Often called a failed state, overwhelmingly Muslim, ruled for the most part by the military, a country with nuclear weapons, actively involved in the war on terrorism, Pakistan is a site which offers complex, complicated and conflicting scope and possibility, both as theory and as example, of how numerous factors determine political and economic futures. The recent impartial and free elections, a rare occurrence, offer yet new possibilities, building on its history and structural and institutional determinants. This lecture will examine the possibilities that emerge from these elections and what they mean for Pakistan, South Asia and the US.

S. Akbar Zaidi is a Karachi-based social scientist who specializes in the field of political economy. He taught at Karachi University for nearly fifteen years and continues to lecture at Universities in Pakistan and abroad. Most recently (2004-05) he was a Visiting Professor at the School of Advanced International Studies at Johns Hopkins University. He conducts research and has published twelve books. He has published in numerous international professional journals on themes as diverse as devolution, health sociology, local government, fiscal policy, and international financial institutions.


April 24 - Noon - 1PM
206 Ingraham Hall

"Pakistan - Moving Forwards or Backwards? "

Dr. Ayesha Siddiqa

Pakistan is euphoric after the general elections held on February 2008. The people sent a message to President Musharraf that he is no longer needed. But have the tables really turned on him? And is this the beginning of a change in Pakistan's politics?

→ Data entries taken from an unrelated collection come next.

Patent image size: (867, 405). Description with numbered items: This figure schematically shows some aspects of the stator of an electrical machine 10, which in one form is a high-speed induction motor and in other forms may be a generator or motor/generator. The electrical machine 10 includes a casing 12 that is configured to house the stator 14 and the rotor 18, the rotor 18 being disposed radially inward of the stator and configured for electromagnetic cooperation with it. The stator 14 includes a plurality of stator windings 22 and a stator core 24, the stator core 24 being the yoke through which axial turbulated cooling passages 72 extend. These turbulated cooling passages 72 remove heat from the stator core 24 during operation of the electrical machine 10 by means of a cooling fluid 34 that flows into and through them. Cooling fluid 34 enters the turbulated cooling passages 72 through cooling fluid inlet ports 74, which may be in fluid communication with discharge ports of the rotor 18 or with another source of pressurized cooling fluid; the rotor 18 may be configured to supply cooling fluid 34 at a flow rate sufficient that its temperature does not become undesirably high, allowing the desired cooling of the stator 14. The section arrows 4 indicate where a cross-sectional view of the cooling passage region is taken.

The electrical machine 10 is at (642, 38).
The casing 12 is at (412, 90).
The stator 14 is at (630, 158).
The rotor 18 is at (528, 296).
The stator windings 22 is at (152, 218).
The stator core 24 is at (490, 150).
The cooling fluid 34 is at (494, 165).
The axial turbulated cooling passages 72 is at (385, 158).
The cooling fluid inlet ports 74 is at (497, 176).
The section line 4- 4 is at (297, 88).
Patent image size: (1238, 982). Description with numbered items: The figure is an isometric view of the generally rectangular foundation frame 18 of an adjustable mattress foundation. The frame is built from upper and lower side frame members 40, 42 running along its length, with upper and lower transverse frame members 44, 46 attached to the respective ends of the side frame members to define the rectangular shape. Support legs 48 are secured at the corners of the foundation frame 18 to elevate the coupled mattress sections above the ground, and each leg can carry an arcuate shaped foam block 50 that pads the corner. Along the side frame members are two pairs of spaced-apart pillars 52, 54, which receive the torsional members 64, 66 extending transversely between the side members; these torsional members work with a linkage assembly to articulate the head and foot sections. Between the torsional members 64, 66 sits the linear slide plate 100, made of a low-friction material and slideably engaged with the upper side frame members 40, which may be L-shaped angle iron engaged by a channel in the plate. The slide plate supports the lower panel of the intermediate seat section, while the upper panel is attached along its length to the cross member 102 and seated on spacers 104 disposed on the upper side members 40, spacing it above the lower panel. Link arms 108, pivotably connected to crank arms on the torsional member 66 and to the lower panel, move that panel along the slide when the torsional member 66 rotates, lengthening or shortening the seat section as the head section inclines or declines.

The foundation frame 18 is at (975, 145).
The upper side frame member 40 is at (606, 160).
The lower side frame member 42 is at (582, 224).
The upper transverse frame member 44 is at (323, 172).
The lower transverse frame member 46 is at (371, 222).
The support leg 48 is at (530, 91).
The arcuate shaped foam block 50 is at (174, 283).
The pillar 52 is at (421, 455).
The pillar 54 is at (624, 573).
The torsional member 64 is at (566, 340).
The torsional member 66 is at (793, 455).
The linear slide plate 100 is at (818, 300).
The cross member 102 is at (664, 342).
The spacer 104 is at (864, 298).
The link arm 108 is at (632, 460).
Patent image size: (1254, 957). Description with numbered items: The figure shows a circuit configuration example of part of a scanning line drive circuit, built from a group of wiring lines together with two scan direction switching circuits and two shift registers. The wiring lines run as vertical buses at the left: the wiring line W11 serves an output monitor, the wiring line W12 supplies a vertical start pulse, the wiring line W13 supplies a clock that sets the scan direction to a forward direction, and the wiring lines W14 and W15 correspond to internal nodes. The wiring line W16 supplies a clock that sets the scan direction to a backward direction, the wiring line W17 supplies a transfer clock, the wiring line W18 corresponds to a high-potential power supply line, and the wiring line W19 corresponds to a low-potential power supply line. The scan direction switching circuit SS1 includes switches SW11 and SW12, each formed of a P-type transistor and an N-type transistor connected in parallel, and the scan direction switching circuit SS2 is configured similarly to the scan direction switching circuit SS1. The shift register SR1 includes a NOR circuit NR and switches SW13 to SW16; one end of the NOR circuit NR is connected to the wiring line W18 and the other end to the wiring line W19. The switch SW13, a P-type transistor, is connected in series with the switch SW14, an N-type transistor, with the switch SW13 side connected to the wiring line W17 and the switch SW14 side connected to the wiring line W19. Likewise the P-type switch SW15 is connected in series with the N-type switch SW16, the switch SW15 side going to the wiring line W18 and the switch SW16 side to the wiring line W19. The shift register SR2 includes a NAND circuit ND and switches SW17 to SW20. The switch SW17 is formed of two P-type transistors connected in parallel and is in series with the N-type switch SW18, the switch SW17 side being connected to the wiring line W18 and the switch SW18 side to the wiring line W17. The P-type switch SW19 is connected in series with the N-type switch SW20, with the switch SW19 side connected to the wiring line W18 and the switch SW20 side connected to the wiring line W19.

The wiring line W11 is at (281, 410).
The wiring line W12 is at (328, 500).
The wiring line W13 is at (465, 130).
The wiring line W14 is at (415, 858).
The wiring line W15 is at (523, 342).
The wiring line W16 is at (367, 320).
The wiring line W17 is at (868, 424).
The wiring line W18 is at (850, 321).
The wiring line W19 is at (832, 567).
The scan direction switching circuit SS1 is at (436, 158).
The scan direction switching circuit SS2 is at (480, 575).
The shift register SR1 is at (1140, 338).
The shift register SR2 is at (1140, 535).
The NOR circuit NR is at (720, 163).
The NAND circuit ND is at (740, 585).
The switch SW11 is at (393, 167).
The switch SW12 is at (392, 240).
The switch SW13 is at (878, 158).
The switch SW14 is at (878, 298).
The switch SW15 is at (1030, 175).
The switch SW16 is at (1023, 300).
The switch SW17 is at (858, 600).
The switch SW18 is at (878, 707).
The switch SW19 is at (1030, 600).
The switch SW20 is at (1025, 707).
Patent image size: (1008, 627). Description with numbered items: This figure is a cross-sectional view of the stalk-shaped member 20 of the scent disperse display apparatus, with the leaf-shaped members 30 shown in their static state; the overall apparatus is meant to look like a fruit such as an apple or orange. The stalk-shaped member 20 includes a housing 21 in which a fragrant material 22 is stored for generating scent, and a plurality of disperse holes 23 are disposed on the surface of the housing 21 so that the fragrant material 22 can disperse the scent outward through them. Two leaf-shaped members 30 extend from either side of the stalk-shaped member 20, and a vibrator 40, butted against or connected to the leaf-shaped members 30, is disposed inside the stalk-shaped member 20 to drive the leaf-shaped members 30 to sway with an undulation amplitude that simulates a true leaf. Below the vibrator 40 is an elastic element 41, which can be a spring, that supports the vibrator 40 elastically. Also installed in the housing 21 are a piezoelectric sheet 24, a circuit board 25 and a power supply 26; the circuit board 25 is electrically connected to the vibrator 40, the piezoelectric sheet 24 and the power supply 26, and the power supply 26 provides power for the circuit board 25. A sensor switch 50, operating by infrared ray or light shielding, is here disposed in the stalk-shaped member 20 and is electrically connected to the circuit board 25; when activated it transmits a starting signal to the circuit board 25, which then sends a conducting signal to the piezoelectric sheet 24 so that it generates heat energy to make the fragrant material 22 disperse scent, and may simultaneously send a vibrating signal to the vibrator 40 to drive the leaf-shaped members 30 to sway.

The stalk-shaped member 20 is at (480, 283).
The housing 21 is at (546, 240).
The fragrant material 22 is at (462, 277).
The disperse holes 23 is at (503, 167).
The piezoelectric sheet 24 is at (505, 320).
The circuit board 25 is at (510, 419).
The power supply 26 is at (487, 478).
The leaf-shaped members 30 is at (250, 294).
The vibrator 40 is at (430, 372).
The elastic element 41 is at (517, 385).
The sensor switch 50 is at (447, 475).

Dr Ayesha Siddiqa is currently a visiting professor at the South Asia Studies department, University of Pennsylvania. She has a Ph.D. in war Studies from King's College, London and is author of two books: (a) Pakistan's Arms Procurement and Military Buildup, 1979-99 In Search of a Policy and (b) Military Inc, Inside Pakistan's Military Economy. She is a Woodrow Wilson and Ford Fellow. She is a columnist for Pakistan's leading English daily, Dawn and has contributed articles in international journals.


May 1 - Noon - 1PM
206 Ingraham Hall

"Encompassing the biomedical body: Translation, temporality, and the universalization of the plural bodies of Ayurveda"

Matthew Wolfgram

This paper draws on ethnographic and historical evidence to account for the transformation of the theory of the body in the Ayurveda system of medicine from a complex of porous, dynamic, contingent, and multiplex bodies to a unified and universal body that encompasses the anatomical and physiological knowledge of Cosmopolitan medicine. Ayurveda apologists have at various points in late colonial and postcolonial India used translation as a means of encompassing this body and of projecting it back upon Indian history. Such encompassments make it seem as if Ayurveda has already anticipated or conceived and lost that which it is incorporating, an effect which apologists ideologize as a sign of the superior scientific parsimony and completeness of their system. I call this particular ideology of translation "salvage translation," which I argue was used to organize the Ayurvedic conception of time and history around projects to “modernize” the science. I will demonstrate this cultural-linguistic and historical process as it occurred in the context of the modernization of medical education at the Trivandrum Ayurveda College. Matthew Wolfgram is a linguistic and medical anthropologist from the University of Michigan who is completing his dissertation titled “Translating into Modernity: Between the Languages of Ayurveda.” He currently lectures in the UW Department of Anthropology and conducts research on classroom discourse at the Wisconsin Center for Educational Research.